Aldridge has become an irrepressible singular force in the Western Conference semifinals. The fact he is doing it for a franchise that champions team over the individual speaks further to just how good he has been as the series, tied at one game apiece, moves to Oklahoma City for Friday’s Game 3.
“The NBA is about confidence,” Aldridge said. “If guys don’t believe they can do it, they can’t play well. I can play well. I think having Pop (coach Gregg Popovich), Tim (Duncan) and all the guys believe in me too, that’s why I’m playing so well.”
Not only is he averaging 39.5 points in two games, but he has done it while making 75% of his shots from the floor. He’s become a model of efficiency, needing fewer than 30 minutes in Game 1 to score 38 points.
Aldridge became the only Spurs player besides George Gervin to score 38 or more points in consecutive playoff games, quite a feat considering how many playoff games San Antonio has competed in during the Duncan era alone.
The five-time NBA All-Star has been such a difficult one-on-one matchup in this series that Thunder coach Billy Donovan said he was pleased that his team at least defended him better on pick-and-pop plays even though Aldridge dominated the Thunder when posting up, en route to a season-high 41 points.
“Aldridge obviously had a great game,” Donovan said. “But I thought we made it really, really hard on him. He made some very difficult shots and got some points late from the three-point line.”
That Aldridge, 30, has amassed his two highest point totals of the season in his last two games underscores how assimilating into the Spurs’ offense has been a process in his first season with the franchise. Popovich characterized Aldridge’s adjustment as “steady improvement and recognition.”
“Any new player in a new program, it’s a progression,” Popovich said. “It takes a little bit of time to get comfortable with the system. And secondary, with teammates, who does what, when, where, how.”

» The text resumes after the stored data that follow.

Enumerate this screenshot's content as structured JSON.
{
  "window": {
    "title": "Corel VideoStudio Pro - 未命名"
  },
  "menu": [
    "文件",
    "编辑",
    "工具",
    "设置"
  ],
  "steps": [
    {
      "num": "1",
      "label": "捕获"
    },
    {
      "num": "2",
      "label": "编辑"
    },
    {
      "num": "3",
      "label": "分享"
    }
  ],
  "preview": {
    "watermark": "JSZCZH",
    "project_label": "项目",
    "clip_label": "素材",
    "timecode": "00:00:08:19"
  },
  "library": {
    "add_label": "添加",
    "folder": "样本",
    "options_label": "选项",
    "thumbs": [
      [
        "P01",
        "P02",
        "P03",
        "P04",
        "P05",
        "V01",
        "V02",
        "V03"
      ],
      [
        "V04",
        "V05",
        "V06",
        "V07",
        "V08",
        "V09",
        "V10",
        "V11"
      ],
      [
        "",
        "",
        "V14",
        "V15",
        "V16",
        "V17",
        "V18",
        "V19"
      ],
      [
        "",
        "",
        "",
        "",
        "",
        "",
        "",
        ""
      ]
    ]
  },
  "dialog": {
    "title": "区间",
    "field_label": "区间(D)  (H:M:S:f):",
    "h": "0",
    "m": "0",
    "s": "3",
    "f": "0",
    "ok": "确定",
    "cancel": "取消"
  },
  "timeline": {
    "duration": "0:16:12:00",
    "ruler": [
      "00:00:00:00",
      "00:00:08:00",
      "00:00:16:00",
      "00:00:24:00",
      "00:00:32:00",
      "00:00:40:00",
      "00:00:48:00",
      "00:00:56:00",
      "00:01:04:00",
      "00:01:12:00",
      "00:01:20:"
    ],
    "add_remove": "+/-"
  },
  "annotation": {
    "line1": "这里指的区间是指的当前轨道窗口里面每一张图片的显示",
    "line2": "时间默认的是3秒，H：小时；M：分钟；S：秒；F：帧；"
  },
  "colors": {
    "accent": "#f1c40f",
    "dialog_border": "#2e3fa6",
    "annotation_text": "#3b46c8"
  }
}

Even as Aldridge was gaining a comfort level with the Spurs during the regular season – he averaged 18 points, second-best behind Kawhi Leonard – the team still thrived, winning a franchise-record 67 regular season games. The sustained excellence in San Antonio, as well as its culture, attracted the coveted free agent last summer.

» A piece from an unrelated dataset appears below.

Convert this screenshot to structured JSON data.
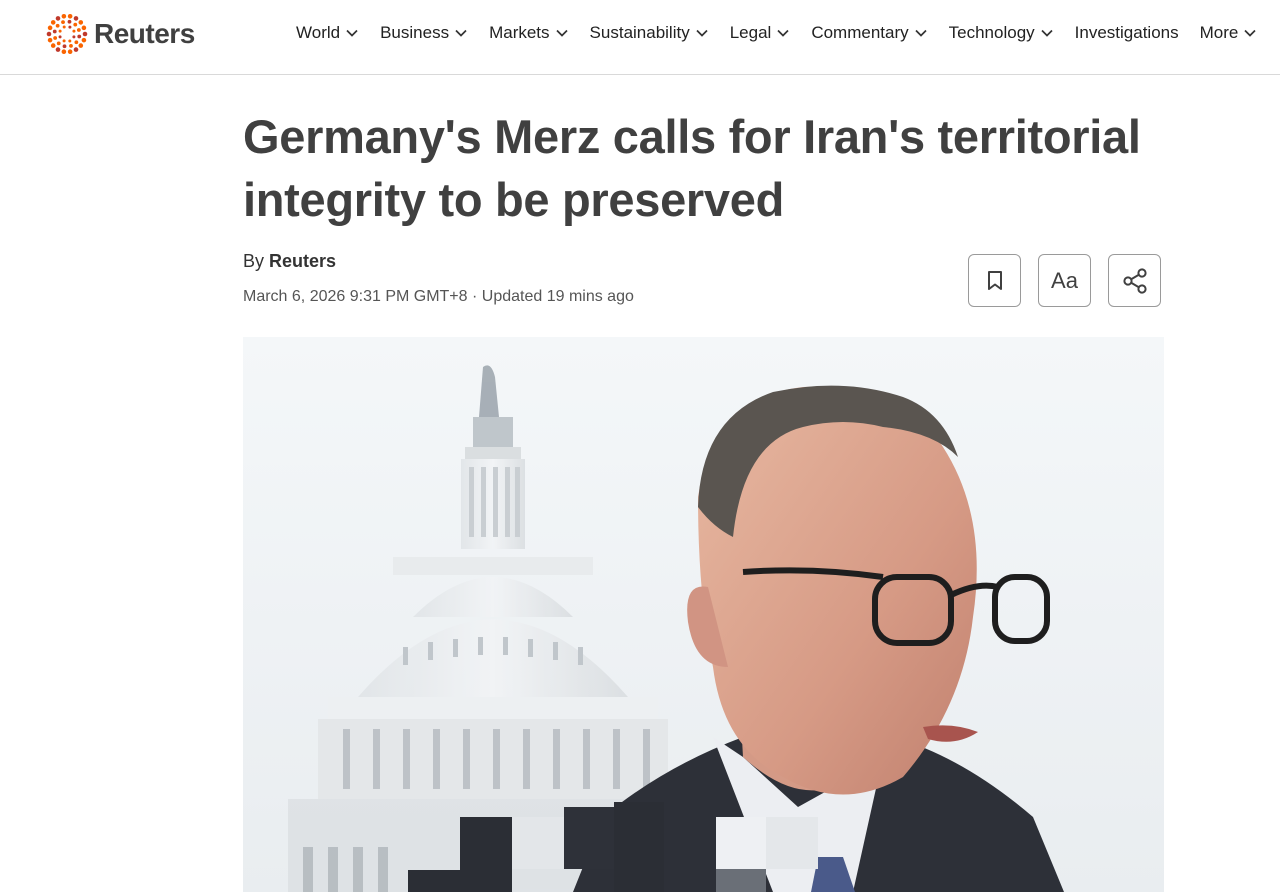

“I wouldn’t have come here, and I don’t think they would have wanted me here, if I didn’t fit into what they envisioned and what they saw from me,” Aldridge said. “It takes time for a player in a different system to adjust and it’s been a process all year, but it’s definitely getting better at the right time.”

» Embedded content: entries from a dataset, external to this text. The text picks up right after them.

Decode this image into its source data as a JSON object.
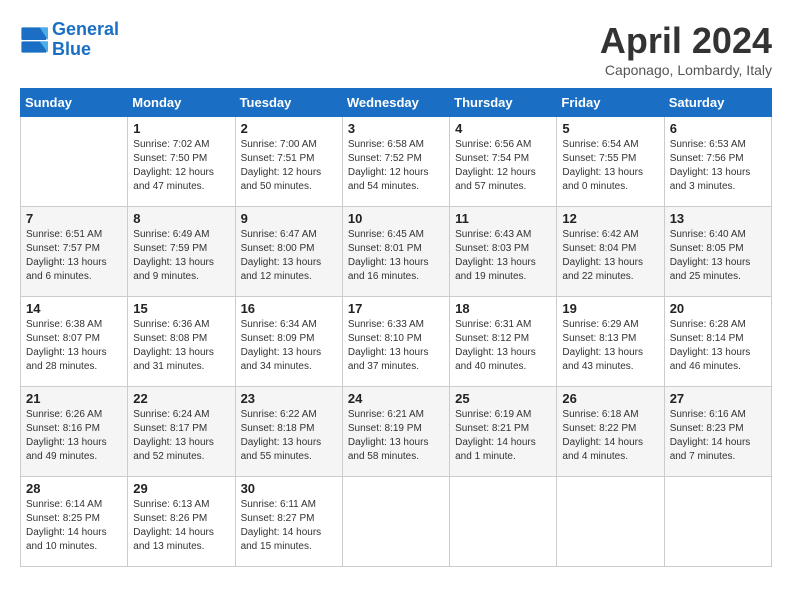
{
  "header": {
    "logo_line1": "General",
    "logo_line2": "Blue",
    "month": "April 2024",
    "location": "Caponago, Lombardy, Italy"
  },
  "weekdays": [
    "Sunday",
    "Monday",
    "Tuesday",
    "Wednesday",
    "Thursday",
    "Friday",
    "Saturday"
  ],
  "weeks": [
    [
      {
        "day": "",
        "info": ""
      },
      {
        "day": "1",
        "info": "Sunrise: 7:02 AM\nSunset: 7:50 PM\nDaylight: 12 hours\nand 47 minutes."
      },
      {
        "day": "2",
        "info": "Sunrise: 7:00 AM\nSunset: 7:51 PM\nDaylight: 12 hours\nand 50 minutes."
      },
      {
        "day": "3",
        "info": "Sunrise: 6:58 AM\nSunset: 7:52 PM\nDaylight: 12 hours\nand 54 minutes."
      },
      {
        "day": "4",
        "info": "Sunrise: 6:56 AM\nSunset: 7:54 PM\nDaylight: 12 hours\nand 57 minutes."
      },
      {
        "day": "5",
        "info": "Sunrise: 6:54 AM\nSunset: 7:55 PM\nDaylight: 13 hours\nand 0 minutes."
      },
      {
        "day": "6",
        "info": "Sunrise: 6:53 AM\nSunset: 7:56 PM\nDaylight: 13 hours\nand 3 minutes."
      }
    ],
    [
      {
        "day": "7",
        "info": "Sunrise: 6:51 AM\nSunset: 7:57 PM\nDaylight: 13 hours\nand 6 minutes."
      },
      {
        "day": "8",
        "info": "Sunrise: 6:49 AM\nSunset: 7:59 PM\nDaylight: 13 hours\nand 9 minutes."
      },
      {
        "day": "9",
        "info": "Sunrise: 6:47 AM\nSunset: 8:00 PM\nDaylight: 13 hours\nand 12 minutes."
      },
      {
        "day": "10",
        "info": "Sunrise: 6:45 AM\nSunset: 8:01 PM\nDaylight: 13 hours\nand 16 minutes."
      },
      {
        "day": "11",
        "info": "Sunrise: 6:43 AM\nSunset: 8:03 PM\nDaylight: 13 hours\nand 19 minutes."
      },
      {
        "day": "12",
        "info": "Sunrise: 6:42 AM\nSunset: 8:04 PM\nDaylight: 13 hours\nand 22 minutes."
      },
      {
        "day": "13",
        "info": "Sunrise: 6:40 AM\nSunset: 8:05 PM\nDaylight: 13 hours\nand 25 minutes."
      }
    ],
    [
      {
        "day": "14",
        "info": "Sunrise: 6:38 AM\nSunset: 8:07 PM\nDaylight: 13 hours\nand 28 minutes."
      },
      {
        "day": "15",
        "info": "Sunrise: 6:36 AM\nSunset: 8:08 PM\nDaylight: 13 hours\nand 31 minutes."
      },
      {
        "day": "16",
        "info": "Sunrise: 6:34 AM\nSunset: 8:09 PM\nDaylight: 13 hours\nand 34 minutes."
      },
      {
        "day": "17",
        "info": "Sunrise: 6:33 AM\nSunset: 8:10 PM\nDaylight: 13 hours\nand 37 minutes."
      },
      {
        "day": "18",
        "info": "Sunrise: 6:31 AM\nSunset: 8:12 PM\nDaylight: 13 hours\nand 40 minutes."
      },
      {
        "day": "19",
        "info": "Sunrise: 6:29 AM\nSunset: 8:13 PM\nDaylight: 13 hours\nand 43 minutes."
      },
      {
        "day": "20",
        "info": "Sunrise: 6:28 AM\nSunset: 8:14 PM\nDaylight: 13 hours\nand 46 minutes."
      }
    ],
    [
      {
        "day": "21",
        "info": "Sunrise: 6:26 AM\nSunset: 8:16 PM\nDaylight: 13 hours\nand 49 minutes."
      },
      {
        "day": "22",
        "info": "Sunrise: 6:24 AM\nSunset: 8:17 PM\nDaylight: 13 hours\nand 52 minutes."
      },
      {
        "day": "23",
        "info": "Sunrise: 6:22 AM\nSunset: 8:18 PM\nDaylight: 13 hours\nand 55 minutes."
      },
      {
        "day": "24",
        "info": "Sunrise: 6:21 AM\nSunset: 8:19 PM\nDaylight: 13 hours\nand 58 minutes."
      },
      {
        "day": "25",
        "info": "Sunrise: 6:19 AM\nSunset: 8:21 PM\nDaylight: 14 hours\nand 1 minute."
      },
      {
        "day": "26",
        "info": "Sunrise: 6:18 AM\nSunset: 8:22 PM\nDaylight: 14 hours\nand 4 minutes."
      },
      {
        "day": "27",
        "info": "Sunrise: 6:16 AM\nSunset: 8:23 PM\nDaylight: 14 hours\nand 7 minutes."
      }
    ],
    [
      {
        "day": "28",
        "info": "Sunrise: 6:14 AM\nSunset: 8:25 PM\nDaylight: 14 hours\nand 10 minutes."
      },
      {
        "day": "29",
        "info": "Sunrise: 6:13 AM\nSunset: 8:26 PM\nDaylight: 14 hours\nand 13 minutes."
      },
      {
        "day": "30",
        "info": "Sunrise: 6:11 AM\nSunset: 8:27 PM\nDaylight: 14 hours\nand 15 minutes."
      },
      {
        "day": "",
        "info": ""
      },
      {
        "day": "",
        "info": ""
      },
      {
        "day": "",
        "info": ""
      },
      {
        "day": "",
        "info": ""
      }
    ]
  ]
}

The emergence of Aldridge – as well as Leonard’s ability offensively and defensively – has enabled San Antonio to remain one of the league’s elite teams even as The Big Three of Duncan, Tony Parker and Manu Ginobili transition to role players during the latter stages of their careers.
When Aldridge is dominating like he has, the Spurs can look one-dimensional. A mostly veteran Spurs team will repeatedly feed him the ball, a testament to their selflessness.
“Aldridge is such a good isolation player,” Donovan said. “And obviously they have terrific guys that have been in their system for a long period of time, so there’s always that balance that I think Pop’s probably striking. And he’s really striking it well.”
Donovan threw some double teams at Aldridge late in Game 2 to slow him. It may be the best tactic given how well Aldridge has maneuvered with the ball in the post, converted up-and-under moves, swished fadeaway mid-range jump shots and even made his first two three-pointers of the season in this series.
Aldridge says his task is clear: “Try to be dominant down low.”
Toward the end of his first season here, no problem with that.